Saturday, November 14, 2009

When less health care makes sense

One seemingly contradictory notion in health reform, which generally aims to improve everyone's access to health care services, is that in most medical situations, less is actually more. I've written previously about why it may be better to "just say no" to blood tests that you don't really need. Recently, published an article that highlighted several medical tests or procedures that doctors commonly provide, but probably have no health benefit compared to no treatment or safer, less expensive therapies. I list these below, with links to some relevant scientific articles and guidelines:

1) Vertebroplasty for spinal fractures from osteoporosis

2) Minimially invasive ("robotic") surgery for prostate cancer

3) Continuous fetal heart rate monitoring during labor

4) Coronary artery disease screening

5) Excessive high-tech (CT) imaging

6) Newer drugs for schizophrenia (remember my mental health success story? That patient likely would have done just as well taking an older, cheaper drug with fewer side effects)

7) Hospitalizations for syncope (fainting spells)

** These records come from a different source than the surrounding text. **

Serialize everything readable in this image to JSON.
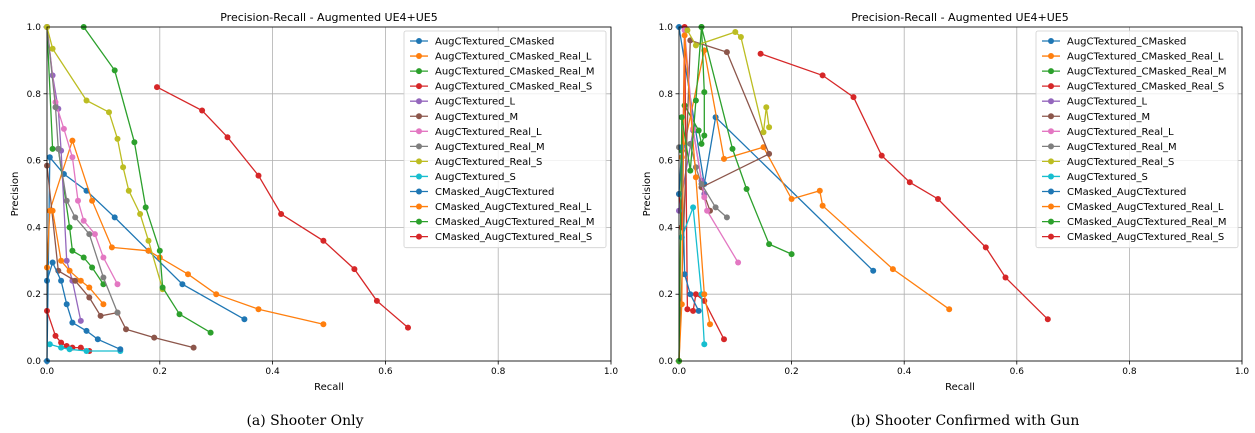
{
  "chart_data": [
    {
      "type": "line",
      "title": "Precision-Recall - Augmented UE4+UE5",
      "xlabel": "Recall",
      "ylabel": "Precision",
      "xlim": [
        0,
        1
      ],
      "ylim": [
        0,
        1
      ],
      "xticks": [
        "0.0",
        "0.2",
        "0.4",
        "0.6",
        "0.8",
        "1.0"
      ],
      "yticks": [
        "0.0",
        "0.2",
        "0.4",
        "0.6",
        "0.8",
        "1.0"
      ],
      "grid": true,
      "legend_position": "top-right",
      "caption": "(a)  Shooter Only",
      "series": [
        {
          "name": "AugCTextured_CMasked",
          "color": "#1f77b4",
          "points": [
            [
              0.0,
              0.0
            ],
            [
              0.005,
              0.61
            ],
            [
              0.03,
              0.56
            ],
            [
              0.07,
              0.51
            ],
            [
              0.12,
              0.43
            ],
            [
              0.18,
              0.33
            ],
            [
              0.24,
              0.23
            ],
            [
              0.35,
              0.125
            ]
          ]
        },
        {
          "name": "AugCTextured_CMasked_Real_L",
          "color": "#ff7f0e",
          "points": [
            [
              0.0,
              0.28
            ],
            [
              0.005,
              0.45
            ],
            [
              0.045,
              0.66
            ],
            [
              0.08,
              0.48
            ],
            [
              0.115,
              0.34
            ],
            [
              0.18,
              0.33
            ],
            [
              0.2,
              0.31
            ],
            [
              0.25,
              0.26
            ],
            [
              0.3,
              0.2
            ],
            [
              0.375,
              0.155
            ],
            [
              0.49,
              0.11
            ]
          ]
        },
        {
          "name": "AugCTextured_CMasked_Real_M",
          "color": "#2ca02c",
          "points": [
            [
              0.0,
              1.0
            ],
            [
              0.01,
              0.635
            ],
            [
              0.02,
              0.635
            ],
            [
              0.04,
              0.4
            ],
            [
              0.045,
              0.33
            ],
            [
              0.065,
              0.31
            ],
            [
              0.08,
              0.28
            ],
            [
              0.1,
              0.23
            ]
          ]
        },
        {
          "name": "AugCTextured_CMasked_Real_S",
          "color": "#d62728",
          "points": [
            [
              0.0,
              0.15
            ],
            [
              0.015,
              0.075
            ],
            [
              0.025,
              0.055
            ],
            [
              0.035,
              0.045
            ],
            [
              0.045,
              0.04
            ],
            [
              0.06,
              0.04
            ],
            [
              0.075,
              0.03
            ]
          ]
        },
        {
          "name": "AugCTextured_L",
          "color": "#9467bd",
          "points": [
            [
              0.0,
              1.0
            ],
            [
              0.01,
              0.855
            ],
            [
              0.02,
              0.755
            ],
            [
              0.025,
              0.63
            ],
            [
              0.035,
              0.3
            ],
            [
              0.045,
              0.24
            ],
            [
              0.06,
              0.12
            ]
          ]
        },
        {
          "name": "AugCTextured_M",
          "color": "#8c564b",
          "points": [
            [
              0.0,
              0.585
            ],
            [
              0.02,
              0.27
            ],
            [
              0.05,
              0.24
            ],
            [
              0.075,
              0.19
            ],
            [
              0.095,
              0.135
            ],
            [
              0.125,
              0.145
            ],
            [
              0.14,
              0.095
            ],
            [
              0.19,
              0.07
            ],
            [
              0.26,
              0.04
            ]
          ]
        },
        {
          "name": "AugCTextured_Real_L",
          "color": "#e377c2",
          "points": [
            [
              0.0,
              1.0
            ],
            [
              0.015,
              0.775
            ],
            [
              0.03,
              0.695
            ],
            [
              0.045,
              0.61
            ],
            [
              0.055,
              0.48
            ],
            [
              0.065,
              0.42
            ],
            [
              0.085,
              0.38
            ],
            [
              0.1,
              0.31
            ],
            [
              0.125,
              0.23
            ]
          ]
        },
        {
          "name": "AugCTextured_Real_M",
          "color": "#7f7f7f",
          "points": [
            [
              0.0,
              1.0
            ],
            [
              0.015,
              0.76
            ],
            [
              0.02,
              0.635
            ],
            [
              0.035,
              0.48
            ],
            [
              0.05,
              0.43
            ],
            [
              0.075,
              0.38
            ],
            [
              0.1,
              0.25
            ],
            [
              0.125,
              0.145
            ]
          ]
        },
        {
          "name": "AugCTextured_Real_S",
          "color": "#bcbd22",
          "points": [
            [
              0.0,
              1.0
            ],
            [
              0.01,
              0.935
            ],
            [
              0.07,
              0.78
            ],
            [
              0.11,
              0.745
            ],
            [
              0.125,
              0.665
            ],
            [
              0.135,
              0.58
            ],
            [
              0.145,
              0.51
            ],
            [
              0.165,
              0.44
            ],
            [
              0.18,
              0.36
            ],
            [
              0.205,
              0.215
            ]
          ]
        },
        {
          "name": "AugCTextured_S",
          "color": "#17becf",
          "points": [
            [
              0.005,
              0.05
            ],
            [
              0.025,
              0.04
            ],
            [
              0.04,
              0.035
            ],
            [
              0.07,
              0.03
            ],
            [
              0.13,
              0.03
            ]
          ]
        },
        {
          "name": "CMasked_AugCTextured",
          "color": "#1f77b4",
          "points": [
            [
              0.0,
              0.24
            ],
            [
              0.01,
              0.295
            ],
            [
              0.025,
              0.24
            ],
            [
              0.035,
              0.17
            ],
            [
              0.045,
              0.115
            ],
            [
              0.07,
              0.09
            ],
            [
              0.09,
              0.065
            ],
            [
              0.13,
              0.035
            ]
          ]
        },
        {
          "name": "CMasked_AugCTextured_Real_L",
          "color": "#ff7f0e",
          "points": [
            [
              0.01,
              0.45
            ],
            [
              0.025,
              0.3
            ],
            [
              0.04,
              0.27
            ],
            [
              0.06,
              0.24
            ],
            [
              0.075,
              0.22
            ],
            [
              0.1,
              0.17
            ]
          ]
        },
        {
          "name": "CMasked_AugCTextured_Real_M",
          "color": "#2ca02c",
          "points": [
            [
              0.065,
              1.0
            ],
            [
              0.12,
              0.87
            ],
            [
              0.155,
              0.655
            ],
            [
              0.175,
              0.46
            ],
            [
              0.2,
              0.33
            ],
            [
              0.205,
              0.22
            ],
            [
              0.235,
              0.14
            ],
            [
              0.29,
              0.085
            ]
          ]
        },
        {
          "name": "CMasked_AugCTextured_Real_S",
          "color": "#d62728",
          "points": [
            [
              0.195,
              0.82
            ],
            [
              0.275,
              0.75
            ],
            [
              0.32,
              0.67
            ],
            [
              0.375,
              0.555
            ],
            [
              0.415,
              0.44
            ],
            [
              0.49,
              0.36
            ],
            [
              0.545,
              0.275
            ],
            [
              0.585,
              0.18
            ],
            [
              0.64,
              0.1
            ]
          ]
        }
      ]
    },
    {
      "type": "line",
      "title": "Precision-Recall - Augmented UE4+UE5",
      "xlabel": "Recall",
      "ylabel": "Precision",
      "xlim": [
        0,
        1
      ],
      "ylim": [
        0,
        1
      ],
      "xticks": [
        "0.0",
        "0.2",
        "0.4",
        "0.6",
        "0.8",
        "1.0"
      ],
      "yticks": [
        "0.0",
        "0.2",
        "0.4",
        "0.6",
        "0.8",
        "1.0"
      ],
      "grid": true,
      "legend_position": "top-right",
      "caption": "(b)  Shooter Confirmed with Gun",
      "series": [
        {
          "name": "AugCTextured_CMasked",
          "color": "#1f77b4",
          "points": [
            [
              0.0,
              1.0
            ],
            [
              0.045,
              0.53
            ],
            [
              0.065,
              0.73
            ],
            [
              0.345,
              0.27
            ]
          ]
        },
        {
          "name": "AugCTextured_CMasked_Real_L",
          "color": "#ff7f0e",
          "points": [
            [
              0.0,
              0.0
            ],
            [
              0.005,
              0.61
            ],
            [
              0.045,
              0.93
            ],
            [
              0.08,
              0.605
            ],
            [
              0.15,
              0.64
            ],
            [
              0.2,
              0.485
            ],
            [
              0.25,
              0.51
            ],
            [
              0.255,
              0.465
            ],
            [
              0.38,
              0.275
            ],
            [
              0.48,
              0.155
            ]
          ]
        },
        {
          "name": "AugCTextured_CMasked_Real_M",
          "color": "#2ca02c",
          "points": [
            [
              0.005,
              0.63
            ],
            [
              0.01,
              0.765
            ],
            [
              0.035,
              0.69
            ],
            [
              0.04,
              0.65
            ],
            [
              0.045,
              0.675
            ],
            [
              0.045,
              0.805
            ],
            [
              0.04,
              1.0
            ],
            [
              0.095,
              0.635
            ],
            [
              0.12,
              0.515
            ],
            [
              0.16,
              0.35
            ],
            [
              0.2,
              0.32
            ]
          ]
        },
        {
          "name": "AugCTextured_CMasked_Real_S",
          "color": "#d62728",
          "points": [
            [
              0.0,
              0.5
            ],
            [
              0.005,
              0.4
            ],
            [
              0.01,
              1.0
            ],
            [
              0.015,
              0.155
            ],
            [
              0.025,
              0.15
            ],
            [
              0.03,
              0.2
            ],
            [
              0.045,
              0.18
            ],
            [
              0.08,
              0.065
            ]
          ]
        },
        {
          "name": "AugCTextured_L",
          "color": "#9467bd",
          "points": [
            [
              0.0,
              0.45
            ],
            [
              0.025,
              0.69
            ],
            [
              0.04,
              0.54
            ],
            [
              0.045,
              0.5
            ]
          ]
        },
        {
          "name": "AugCTextured_M",
          "color": "#8c564b",
          "points": [
            [
              0.0,
              0.0
            ],
            [
              0.02,
              0.96
            ],
            [
              0.085,
              0.925
            ],
            [
              0.16,
              0.62
            ],
            [
              0.04,
              0.52
            ],
            [
              0.055,
              0.45
            ]
          ]
        },
        {
          "name": "AugCTextured_Real_L",
          "color": "#e377c2",
          "points": [
            [
              0.01,
              0.99
            ],
            [
              0.025,
              0.695
            ],
            [
              0.045,
              0.49
            ],
            [
              0.05,
              0.45
            ],
            [
              0.105,
              0.295
            ]
          ]
        },
        {
          "name": "AugCTextured_Real_M",
          "color": "#7f7f7f",
          "points": [
            [
              0.0,
              0.64
            ],
            [
              0.02,
              0.65
            ],
            [
              0.03,
              0.58
            ],
            [
              0.04,
              0.53
            ],
            [
              0.065,
              0.46
            ],
            [
              0.085,
              0.43
            ]
          ]
        },
        {
          "name": "AugCTextured_Real_S",
          "color": "#bcbd22",
          "points": [
            [
              0.015,
              0.99
            ],
            [
              0.03,
              0.945
            ],
            [
              0.1,
              0.985
            ],
            [
              0.11,
              0.97
            ],
            [
              0.15,
              0.685
            ],
            [
              0.155,
              0.76
            ],
            [
              0.16,
              0.7
            ]
          ]
        },
        {
          "name": "AugCTextured_S",
          "color": "#17becf",
          "points": [
            [
              0.005,
              0.37
            ],
            [
              0.025,
              0.46
            ],
            [
              0.04,
              0.2
            ],
            [
              0.045,
              0.05
            ]
          ]
        },
        {
          "name": "CMasked_AugCTextured",
          "color": "#1f77b4",
          "points": [
            [
              0.0,
              0.5
            ],
            [
              0.005,
              0.64
            ],
            [
              0.01,
              0.26
            ],
            [
              0.02,
              0.2
            ],
            [
              0.035,
              0.15
            ]
          ]
        },
        {
          "name": "CMasked_AugCTextured_Real_L",
          "color": "#ff7f0e",
          "points": [
            [
              0.0,
              0.0
            ],
            [
              0.005,
              0.17
            ],
            [
              0.01,
              0.975
            ],
            [
              0.03,
              0.55
            ],
            [
              0.045,
              0.2
            ],
            [
              0.055,
              0.11
            ]
          ]
        },
        {
          "name": "CMasked_AugCTextured_Real_M",
          "color": "#2ca02c",
          "points": [
            [
              0.0,
              0.0
            ],
            [
              0.005,
              0.73
            ],
            [
              0.02,
              0.57
            ],
            [
              0.03,
              0.78
            ],
            [
              0.04,
              1.0
            ]
          ]
        },
        {
          "name": "CMasked_AugCTextured_Real_S",
          "color": "#d62728",
          "points": [
            [
              0.145,
              0.92
            ],
            [
              0.255,
              0.855
            ],
            [
              0.31,
              0.79
            ],
            [
              0.36,
              0.615
            ],
            [
              0.41,
              0.535
            ],
            [
              0.46,
              0.485
            ],
            [
              0.545,
              0.34
            ],
            [
              0.58,
              0.25
            ],
            [
              0.655,
              0.125
            ]
          ]
        }
      ]
    }
  ]
}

8) Spinal fusion for back pain

9) Knee arthroscopy for arthritis

The Forbes article suggests that as much as $650 billion of the United States's $2.5 trillion annual health care expenditures are probably unnecessary; other experts, such as the New America Foundation's Shannon Brownlee, suggest that the tab could be even more. (If you want to read more about this issue, I strongly recommend her book Overtreated: Why Too Much Medicine is Making Us Sicker and Poorer.)

If these therapies don't work, then why do doctors keep providing them, and insurers, for the most part, keep paying for them? Are they just not familiar with the evidence? Do they have some ulterior financial motive? Or is there something else going on here? What do you think?